PBB Minta Rakyat Myanmar Simpan Bukti Kejahatan Junta MIliter

Rabu, 17 Maret 2021

JAKARTA (ANC) - Perserikatan Bangsa-Bangsa (PBB) meminta publik Myanmar mengumpulkan dan menyimpan bukti dokumenter kejahatan junta militer sejak kudeta 1 Februari.

Pengumuman itu disampaikan kepala tim penyidik PBB, Nicholas Koumjian dalam sebuah pernyataan, Rabu (17/3).

Tim penyelidik PBB mengumpulkan bukti penggunaan kekuatan mematikan, penangkapan ilegal, penyiksaan, dan penahanan orang-orang yang keluarganya tidak diberitahu keberadaan mereka, sebuah praktik ilegal yang dikenal sebagai penghilangan paksa.

"Untuk membuktikan tanggung jawab, kami membutuhkan bukti laporan yang diterima, perintah yang diberikan dan bagaimana kebijakan ditetapkan," kata Nicholas.

Dia meminta orang-orang yang memiliki informasi untuk menghubungi penyelidik melalui alat komunikasi yang aman seperti aplikasi Signal atau akun ProtonMail.

"Orang-orang yang paling bertanggung jawab atas kejahatan internasional paling serius biasanya mereka yang memegang posisi kepemimpinan tinggi," kata Nicholas seperti dikutip Reuters.

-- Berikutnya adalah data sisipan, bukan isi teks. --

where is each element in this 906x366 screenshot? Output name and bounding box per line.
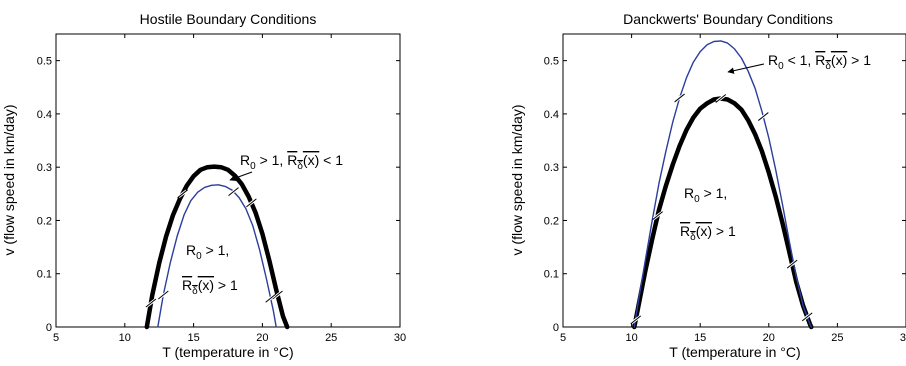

"Mereka bukanlah orang yang secara fisik melakukan kejahatan dan bahkan seringkali tidak hadir di lokasi di mana kejahatan tersebut dilakukan," ujarnya.

Nicholas telah bekerja di pengadilan untuk menuntut tokoh-tokoh besar termasuk mantan Presiden Liberia Charles Taylor dan mantan Presiden Kamboja Khieu Samphan, serta kepala sayap militer partai komunis Khmer Merah Nuon Chea.

Mekanisme Investigasi Independen yang berbasis di Jenewa untuk Myanmar dibentuk oleh Dewan Hak Asasi Manusia PBB pada September 2018 untuk mengkonsolidasikan bukti kejahatan paling serius dan pelanggaran hukum internasional yang dilakukan di Myanmar sejak 2011.

Kemarin, Selasa (16/3) kantor hak asasi manusia PBB mengutuk penggunaan peluru tajam terhadap para pengunjuk rasa Myanmar. "Kami menyerukan kepada militer untuk berhenti membunuh dan menahan pengunjuk rasa."

Menurut catatan kelompok aktivis Asosiasi Bantuan untuk Tahanan Politik (AAPP), lebih dari 180 pengunjuk rasa telah tewas oleh pasukan keamanan yang berusaha menghancurkan gelombang demonstrasi sejak junta militer merebut kekuasaan.